What is the origin of our penchant for “secrecy”?
Re: my ongoing “Recapitulation Project”: I continue to root around in the bowels of stuff I wrote decades ago. Usually I’m working with complete essays which, if I still appreciate them, I post here, under “AK Reader.” But there’s one piece of paper that, over the years, has continued to surface, over and over again, reminding me of when I wrote it down, in some kind of inspirational frenzy. No longer remember when or where, likely at least 40 years ago; in any case, the words on this old wrinkled piece of paper, for me at least, continue to provoke.
Here goes, verbatim, with the word “origins” larger and circled, in the left margin.
Secrecy is natural result when you didn’t get the privacy you needed. (When there is a collapse — or a non-building — of boundaries between self and others, so no sense of self. [The word “self” underlined, twice.]

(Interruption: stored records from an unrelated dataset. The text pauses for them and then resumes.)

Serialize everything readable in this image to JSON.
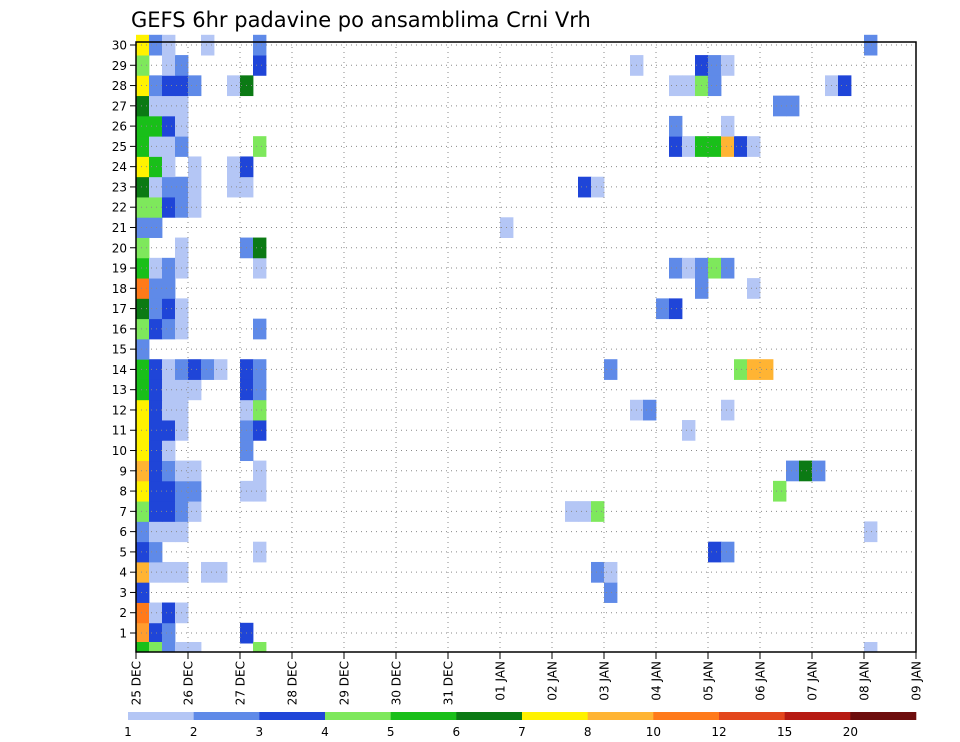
{
  "chart_data": {
    "type": "heatmap",
    "title": "GEFS 6hr padavine po ansamblima Crni Vrh",
    "y_categories": [
      "1",
      "2",
      "3",
      "4",
      "5",
      "6",
      "7",
      "8",
      "9",
      "10",
      "11",
      "12",
      "13",
      "14",
      "15",
      "16",
      "17",
      "18",
      "19",
      "20",
      "21",
      "22",
      "23",
      "24",
      "25",
      "26",
      "27",
      "28",
      "29",
      "30"
    ],
    "x_tick_labels": [
      "25 DEC",
      "26 DEC",
      "27 DEC",
      "28 DEC",
      "29 DEC",
      "30 DEC",
      "31 DEC",
      "01 JAN",
      "02 JAN",
      "03 JAN",
      "04 JAN",
      "05 JAN",
      "06 JAN",
      "07 JAN",
      "08 JAN",
      "09 JAN"
    ],
    "x_step": "6hr",
    "grid": true,
    "colorbar": {
      "levels": [
        "1",
        "2",
        "3",
        "4",
        "5",
        "6",
        "7",
        "8",
        "10",
        "12",
        "15",
        "20"
      ],
      "colors": [
        "#b4c6f5",
        "#5f8ae8",
        "#1f45d8",
        "#7ee85c",
        "#19bf19",
        "#0b7a14",
        "#fff200",
        "#ffb433",
        "#ff7a1a",
        "#e3461c",
        "#b61a12",
        "#6d0d0d"
      ]
    },
    "rows": [
      {
        "member": "1",
        "cells": [
          [
            0,
            "#ff9d2e"
          ],
          [
            1,
            "#1f45d8"
          ],
          [
            2,
            "#5f8ae8"
          ],
          [
            8,
            "#1f45d8"
          ]
        ]
      },
      {
        "member": "2",
        "cells": [
          [
            0,
            "#ff7a1a"
          ],
          [
            1,
            "#b4c6f5"
          ],
          [
            2,
            "#1f45d8"
          ],
          [
            3,
            "#b4c6f5"
          ]
        ]
      },
      {
        "member": "3",
        "cells": [
          [
            0,
            "#1f45d8"
          ],
          [
            36,
            "#5f8ae8"
          ]
        ]
      },
      {
        "member": "4",
        "cells": [
          [
            0,
            "#ffb433"
          ],
          [
            1,
            "#b4c6f5"
          ],
          [
            2,
            "#b4c6f5"
          ],
          [
            3,
            "#b4c6f5"
          ],
          [
            5,
            "#b4c6f5"
          ],
          [
            6,
            "#b4c6f5"
          ],
          [
            35,
            "#5f8ae8"
          ],
          [
            36,
            "#b4c6f5"
          ]
        ]
      },
      {
        "member": "5",
        "cells": [
          [
            0,
            "#1f45d8"
          ],
          [
            1,
            "#5f8ae8"
          ],
          [
            9,
            "#b4c6f5"
          ],
          [
            44,
            "#1f45d8"
          ],
          [
            45,
            "#5f8ae8"
          ]
        ]
      },
      {
        "member": "6",
        "cells": [
          [
            0,
            "#5f8ae8"
          ],
          [
            1,
            "#b4c6f5"
          ],
          [
            2,
            "#b4c6f5"
          ],
          [
            3,
            "#b4c6f5"
          ],
          [
            56,
            "#b4c6f5"
          ]
        ]
      },
      {
        "member": "7",
        "cells": [
          [
            0,
            "#7ee85c"
          ],
          [
            1,
            "#1f45d8"
          ],
          [
            2,
            "#1f45d8"
          ],
          [
            3,
            "#5f8ae8"
          ],
          [
            4,
            "#b4c6f5"
          ],
          [
            33,
            "#b4c6f5"
          ],
          [
            34,
            "#b4c6f5"
          ],
          [
            35,
            "#7ee85c"
          ]
        ]
      },
      {
        "member": "8",
        "cells": [
          [
            0,
            "#fff200"
          ],
          [
            1,
            "#1f45d8"
          ],
          [
            2,
            "#1f45d8"
          ],
          [
            3,
            "#5f8ae8"
          ],
          [
            4,
            "#5f8ae8"
          ],
          [
            8,
            "#b4c6f5"
          ],
          [
            9,
            "#b4c6f5"
          ],
          [
            49,
            "#7ee85c"
          ]
        ]
      },
      {
        "member": "9",
        "cells": [
          [
            0,
            "#ffb433"
          ],
          [
            1,
            "#1f45d8"
          ],
          [
            2,
            "#5f8ae8"
          ],
          [
            3,
            "#b4c6f5"
          ],
          [
            4,
            "#b4c6f5"
          ],
          [
            9,
            "#b4c6f5"
          ],
          [
            50,
            "#5f8ae8"
          ],
          [
            51,
            "#0b7a14"
          ],
          [
            52,
            "#5f8ae8"
          ]
        ]
      },
      {
        "member": "10",
        "cells": [
          [
            0,
            "#fff200"
          ],
          [
            1,
            "#1f45d8"
          ],
          [
            2,
            "#b4c6f5"
          ],
          [
            8,
            "#5f8ae8"
          ]
        ]
      },
      {
        "member": "11",
        "cells": [
          [
            0,
            "#fff200"
          ],
          [
            1,
            "#1f45d8"
          ],
          [
            2,
            "#1f45d8"
          ],
          [
            3,
            "#b4c6f5"
          ],
          [
            8,
            "#5f8ae8"
          ],
          [
            9,
            "#1f45d8"
          ],
          [
            42,
            "#b4c6f5"
          ]
        ]
      },
      {
        "member": "12",
        "cells": [
          [
            0,
            "#fff200"
          ],
          [
            1,
            "#1f45d8"
          ],
          [
            2,
            "#b4c6f5"
          ],
          [
            3,
            "#b4c6f5"
          ],
          [
            8,
            "#b4c6f5"
          ],
          [
            9,
            "#7ee85c"
          ],
          [
            38,
            "#b4c6f5"
          ],
          [
            39,
            "#5f8ae8"
          ],
          [
            45,
            "#b4c6f5"
          ]
        ]
      },
      {
        "member": "13",
        "cells": [
          [
            0,
            "#19bf19"
          ],
          [
            1,
            "#1f45d8"
          ],
          [
            2,
            "#b4c6f5"
          ],
          [
            3,
            "#b4c6f5"
          ],
          [
            4,
            "#b4c6f5"
          ],
          [
            8,
            "#1f45d8"
          ],
          [
            9,
            "#5f8ae8"
          ]
        ]
      },
      {
        "member": "14",
        "cells": [
          [
            0,
            "#19bf19"
          ],
          [
            1,
            "#1f45d8"
          ],
          [
            2,
            "#b4c6f5"
          ],
          [
            3,
            "#5f8ae8"
          ],
          [
            4,
            "#1f45d8"
          ],
          [
            5,
            "#5f8ae8"
          ],
          [
            6,
            "#b4c6f5"
          ],
          [
            8,
            "#1f45d8"
          ],
          [
            9,
            "#5f8ae8"
          ],
          [
            36,
            "#5f8ae8"
          ],
          [
            46,
            "#7ee85c"
          ],
          [
            47,
            "#ffb433"
          ],
          [
            48,
            "#ffb433"
          ]
        ]
      },
      {
        "member": "15",
        "cells": [
          [
            0,
            "#5f8ae8"
          ]
        ]
      },
      {
        "member": "16",
        "cells": [
          [
            0,
            "#7ee85c"
          ],
          [
            1,
            "#1f45d8"
          ],
          [
            2,
            "#5f8ae8"
          ],
          [
            3,
            "#b4c6f5"
          ],
          [
            9,
            "#5f8ae8"
          ]
        ]
      },
      {
        "member": "17",
        "cells": [
          [
            0,
            "#0b7a14"
          ],
          [
            1,
            "#5f8ae8"
          ],
          [
            2,
            "#1f45d8"
          ],
          [
            3,
            "#b4c6f5"
          ],
          [
            40,
            "#5f8ae8"
          ],
          [
            41,
            "#1f45d8"
          ]
        ]
      },
      {
        "member": "18",
        "cells": [
          [
            0,
            "#ff7a1a"
          ],
          [
            1,
            "#5f8ae8"
          ],
          [
            2,
            "#5f8ae8"
          ],
          [
            43,
            "#5f8ae8"
          ],
          [
            47,
            "#b4c6f5"
          ]
        ]
      },
      {
        "member": "19",
        "cells": [
          [
            0,
            "#19bf19"
          ],
          [
            1,
            "#b4c6f5"
          ],
          [
            2,
            "#5f8ae8"
          ],
          [
            3,
            "#b4c6f5"
          ],
          [
            9,
            "#b4c6f5"
          ],
          [
            41,
            "#5f8ae8"
          ],
          [
            42,
            "#b4c6f5"
          ],
          [
            43,
            "#5f8ae8"
          ],
          [
            44,
            "#7ee85c"
          ],
          [
            45,
            "#5f8ae8"
          ]
        ]
      },
      {
        "member": "20",
        "cells": [
          [
            0,
            "#7ee85c"
          ],
          [
            3,
            "#b4c6f5"
          ],
          [
            8,
            "#5f8ae8"
          ],
          [
            9,
            "#0b7a14"
          ]
        ]
      },
      {
        "member": "21",
        "cells": [
          [
            0,
            "#5f8ae8"
          ],
          [
            1,
            "#5f8ae8"
          ],
          [
            28,
            "#b4c6f5"
          ]
        ]
      },
      {
        "member": "22",
        "cells": [
          [
            0,
            "#7ee85c"
          ],
          [
            1,
            "#7ee85c"
          ],
          [
            2,
            "#1f45d8"
          ],
          [
            3,
            "#5f8ae8"
          ],
          [
            4,
            "#b4c6f5"
          ]
        ]
      },
      {
        "member": "23",
        "cells": [
          [
            0,
            "#0b7a14"
          ],
          [
            1,
            "#b4c6f5"
          ],
          [
            2,
            "#5f8ae8"
          ],
          [
            3,
            "#5f8ae8"
          ],
          [
            4,
            "#b4c6f5"
          ],
          [
            7,
            "#b4c6f5"
          ],
          [
            8,
            "#b4c6f5"
          ],
          [
            34,
            "#1f45d8"
          ],
          [
            35,
            "#b4c6f5"
          ]
        ]
      },
      {
        "member": "24",
        "cells": [
          [
            0,
            "#fff200"
          ],
          [
            1,
            "#19bf19"
          ],
          [
            2,
            "#b4c6f5"
          ],
          [
            4,
            "#b4c6f5"
          ],
          [
            7,
            "#b4c6f5"
          ],
          [
            8,
            "#1f45d8"
          ]
        ]
      },
      {
        "member": "25",
        "cells": [
          [
            0,
            "#19bf19"
          ],
          [
            1,
            "#b4c6f5"
          ],
          [
            2,
            "#b4c6f5"
          ],
          [
            3,
            "#5f8ae8"
          ],
          [
            9,
            "#7ee85c"
          ],
          [
            41,
            "#1f45d8"
          ],
          [
            42,
            "#b4c6f5"
          ],
          [
            43,
            "#19bf19"
          ],
          [
            44,
            "#19bf19"
          ],
          [
            45,
            "#ffb433"
          ],
          [
            46,
            "#1f45d8"
          ],
          [
            47,
            "#b4c6f5"
          ]
        ]
      },
      {
        "member": "26",
        "cells": [
          [
            0,
            "#19bf19"
          ],
          [
            1,
            "#19bf19"
          ],
          [
            2,
            "#1f45d8"
          ],
          [
            3,
            "#b4c6f5"
          ],
          [
            41,
            "#5f8ae8"
          ],
          [
            45,
            "#b4c6f5"
          ]
        ]
      },
      {
        "member": "27",
        "cells": [
          [
            0,
            "#0b7a14"
          ],
          [
            1,
            "#b4c6f5"
          ],
          [
            2,
            "#b4c6f5"
          ],
          [
            3,
            "#b4c6f5"
          ],
          [
            49,
            "#5f8ae8"
          ],
          [
            50,
            "#5f8ae8"
          ]
        ]
      },
      {
        "member": "28",
        "cells": [
          [
            0,
            "#fff200"
          ],
          [
            1,
            "#5f8ae8"
          ],
          [
            2,
            "#1f45d8"
          ],
          [
            3,
            "#1f45d8"
          ],
          [
            4,
            "#5f8ae8"
          ],
          [
            7,
            "#b4c6f5"
          ],
          [
            8,
            "#0b7a14"
          ],
          [
            41,
            "#b4c6f5"
          ],
          [
            42,
            "#b4c6f5"
          ],
          [
            43,
            "#7ee85c"
          ],
          [
            44,
            "#5f8ae8"
          ],
          [
            53,
            "#b4c6f5"
          ],
          [
            54,
            "#1f45d8"
          ]
        ]
      },
      {
        "member": "29",
        "cells": [
          [
            0,
            "#7ee85c"
          ],
          [
            2,
            "#b4c6f5"
          ],
          [
            3,
            "#5f8ae8"
          ],
          [
            9,
            "#1f45d8"
          ],
          [
            38,
            "#b4c6f5"
          ],
          [
            43,
            "#1f45d8"
          ],
          [
            44,
            "#5f8ae8"
          ],
          [
            45,
            "#b4c6f5"
          ]
        ]
      },
      {
        "member": "30",
        "cells": [
          [
            0,
            "#fff200"
          ],
          [
            1,
            "#5f8ae8"
          ],
          [
            2,
            "#b4c6f5"
          ],
          [
            5,
            "#b4c6f5"
          ],
          [
            9,
            "#5f8ae8"
          ],
          [
            56,
            "#5f8ae8"
          ]
        ]
      }
    ],
    "bottom_row_cells": [
      [
        0,
        "#19bf19"
      ],
      [
        1,
        "#7ee85c"
      ],
      [
        2,
        "#5f8ae8"
      ],
      [
        3,
        "#b4c6f5"
      ],
      [
        4,
        "#b4c6f5"
      ],
      [
        9,
        "#7ee85c"
      ],
      [
        56,
        "#b4c6f5"
      ]
    ]
  }
}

Secrecy then becomes self’s way of assuring a (secret) identity in private. [The phrase “in private” added later and placed above.] Secret, because if others knew about it, they would take it away.
Healthy people give each other privacy — all the circles must be honored —. [By which I meant, the “circle of the self” as the first of a set of concentric circles radiating out from the center of the self. This idea, of “honoring all the circles,” has been one of my foundational assumptions all these years.[]
Unhealthy people deny others privacy and then force them into secrecy in order to obtain privacy.
Then, larger, and as if a crucial afterthought.
Holding or keeping secrets drains energy.
I think back to the times when I felt it necessary to keep a (very private i.e., secret) journal: always when I was in some kind of dicey, mutually controlling, mutually ambivalent relationship with a man. But not all men. For example, my deceased husband Jeff gave me plenty of room, and respected my individuality (the central “circle of my self”); furthermore, though I tried to control him, it didn’t work. He would just look at me as if I was nuts. I find it a very good sign that, after the first year or so, I felt no need to keep a journal during our 12 years together.
And let me confess — after all, I’m a forever recovering “Catholic”! As a young girl, if I found somebody’s journal, I would find a way to sneakily read it. And of course, felt guilty for doing so. But my need to understand “where they were coming from” was even stronger than my conscience. I was always, from an early age, highly aware of the enormous difference between what someone “showed” on the outside, and what they were “really like” on the inside. Or maybe I was just so aware of that difference in myself that I figured everybody must be like me?! Though of course, I pretended that I wasn’t like that, along with pretending that I did not read another person’s private journal. Not that anyone ever accused me of doing so. I was very careful . . .
What would I have done had someone accused me of reading their journal? Would my conscience have won out? Or would I have lied, and thus doubled the guilt? Somehow I doubt it, since “telling the truth” was always a primary value for this Sagittarian.
In these days when we are obsessed with, and appalled by, the idea of government secrecy, and especially, of how nations (especially this one) uses the phrase “national security” as a justification for secrecy (and thus control — of at least information, and often much more), I like to remember that the need for secrecy starts inside each of us very early on, given this culture where the paradoxical needs for both individuality (privacy) and community are so rarely in balance.